Against the backdrop of weak US economic data and market expectations for a Fed rate cut next year, international precious metal prices continue to rise, with gold hitting a new all-time high on Monday morning.
Surpassing $2150!
On Monday morning, COMEX gold futures briefly surpassed the $2150/ounce mark, while spot gold rose to $2144/ounce, both reaching new historical highs.
As of writing, the gains in gold have narrowed slightly, with COMEX futures trading at $2110/ounce, up 1.01%; spot gold falling to $2091/ounce but still up 0.92% intraday.
In addition to gold, other precious metals have also risen: COMEX silver is trading at $26.06/ounce, up 0.79%, approaching a six-month high; NYMEX platinum is trading at $946/ounce, up 1.06%, nearing a one-year high; NYMEX palladium is up 0.55%, trading at $1016/ounce.

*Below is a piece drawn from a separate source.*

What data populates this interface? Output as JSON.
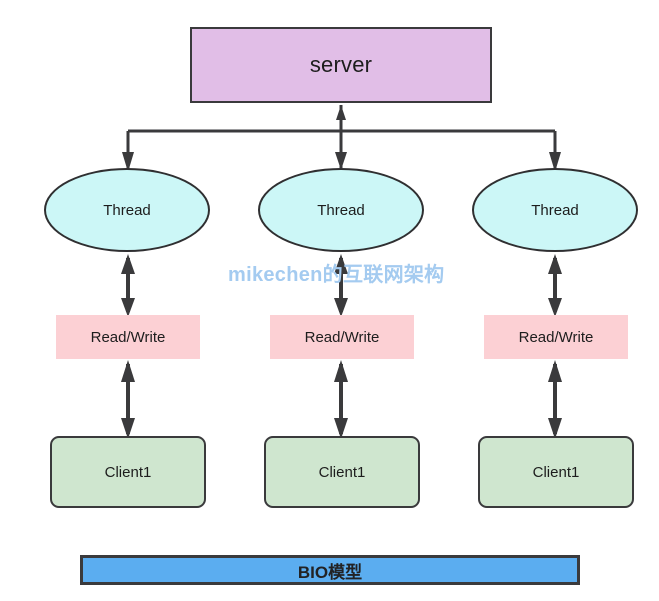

Fed rate cuts are the main driver
The biggest driver behind the rise in gold prices is Federal Reserve Chairman Powell. Last Friday, Powell attempted to downplay market expectations for rate cuts in his speech but instead further strengthened Wall Street’s expectations for easing monetary policy.

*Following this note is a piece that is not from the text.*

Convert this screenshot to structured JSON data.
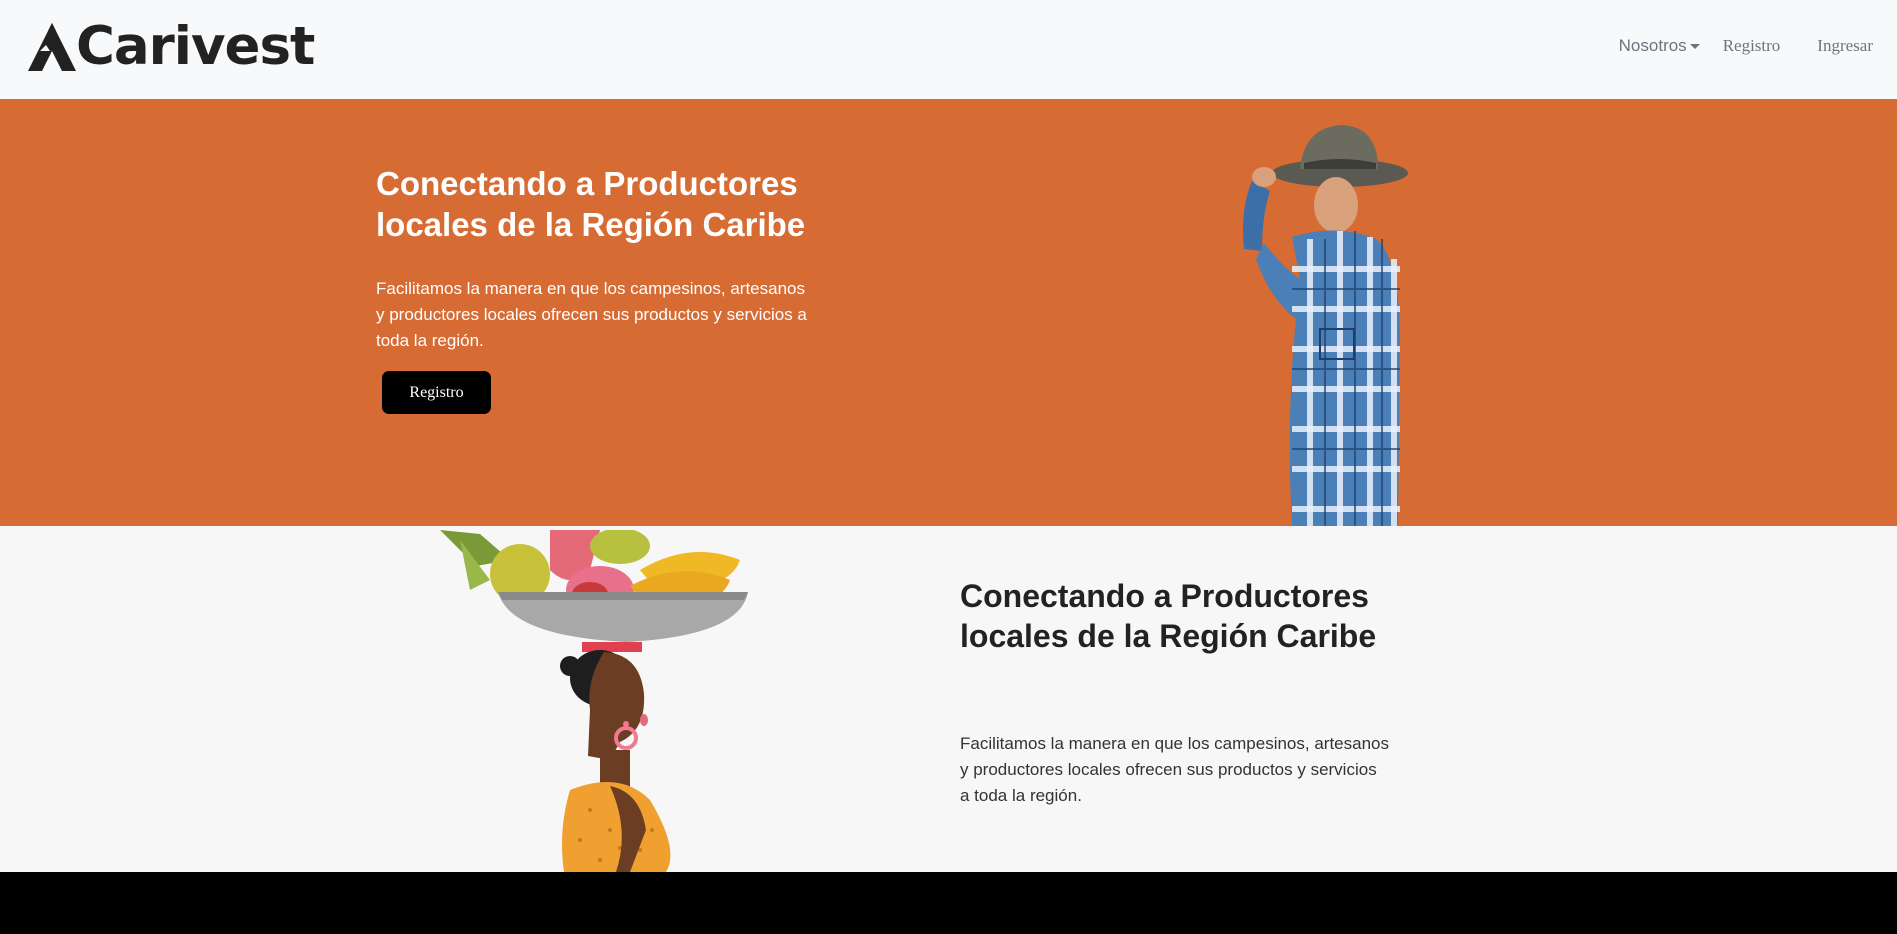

Powell warned in his speech that it may still be premature to conclude that they have reached an appropriate restrictive stance or speculate when policy might be relaxed… “If circumstances warrant it,” he said,” we are prepared to tighten policy further.”

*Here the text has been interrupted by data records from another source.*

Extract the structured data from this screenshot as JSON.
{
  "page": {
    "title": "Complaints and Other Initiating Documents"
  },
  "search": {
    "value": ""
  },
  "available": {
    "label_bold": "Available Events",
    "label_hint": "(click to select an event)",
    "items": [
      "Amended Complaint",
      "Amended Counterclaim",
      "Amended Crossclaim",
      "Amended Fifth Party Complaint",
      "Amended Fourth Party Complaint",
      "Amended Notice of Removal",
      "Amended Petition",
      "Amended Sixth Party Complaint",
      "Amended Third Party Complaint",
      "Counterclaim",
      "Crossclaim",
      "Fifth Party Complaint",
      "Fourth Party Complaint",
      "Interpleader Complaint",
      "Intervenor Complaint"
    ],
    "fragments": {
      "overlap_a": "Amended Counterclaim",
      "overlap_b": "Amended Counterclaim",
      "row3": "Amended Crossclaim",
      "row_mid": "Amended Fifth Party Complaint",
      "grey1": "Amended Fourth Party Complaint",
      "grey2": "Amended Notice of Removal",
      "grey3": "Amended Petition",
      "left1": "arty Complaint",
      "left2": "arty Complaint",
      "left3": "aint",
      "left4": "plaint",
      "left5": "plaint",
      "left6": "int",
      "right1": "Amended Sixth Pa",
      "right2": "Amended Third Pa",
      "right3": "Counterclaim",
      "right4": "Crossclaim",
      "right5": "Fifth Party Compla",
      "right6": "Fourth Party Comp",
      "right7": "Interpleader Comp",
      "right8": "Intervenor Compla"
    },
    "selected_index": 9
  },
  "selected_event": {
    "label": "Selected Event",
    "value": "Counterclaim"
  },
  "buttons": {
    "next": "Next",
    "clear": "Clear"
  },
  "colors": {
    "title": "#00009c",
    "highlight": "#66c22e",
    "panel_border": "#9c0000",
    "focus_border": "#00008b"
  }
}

However,the market did not buy into this view.Exchange-traded contract markets show that prior to Powell’s speech,the expectation of the first rate cut before March next year was only around 30%. After his speech,this expectation increased to over 60%.
CME FedWatch Tool shows that currently there is about an approximately85% probability of a rate cut by May next year, and about a 70% probability of a rate cut by March next year.
After Powell’s speech last Friday, COMEX futures hit an all-time high. On Monday this week, gold prices continued to rise, once again reaching new historical highs.
Multiple factors support the upward trend in gold
This round of rising gold prices began at the end of September.
Previously, due to expectations of rising long-term interest rates,gold prices were under pressure. However, after the outbreak of conflict between Israel and Palestine in early October,gold prices rebounded and triggered a wave of safe-haven buying. Subsequently, with the decline in the US dollar and US Treasury yields,gold prices received further support.
With recent US economic data showing that the US economy is cooling down,and people’s expectations for a rapid shift towards rate cuts by the Federal Reserve next year being consolidated,gold prices have continued to strengthen.
Investment professionals point out that based on price models comparing gold prices with the history of the US dollar and US Treasury bonds,the current gold price still has significant premiums. For most of the past year,due to record purchases by central banks around the world,this premium state has been sustained.
One major adverse factor currently facing gold is continuous net outflows from gold ETFs.However,in recent weeks,the holdings of gold ETFs have shown signs of stabilization.This also helps alleviate selling pressure on gold.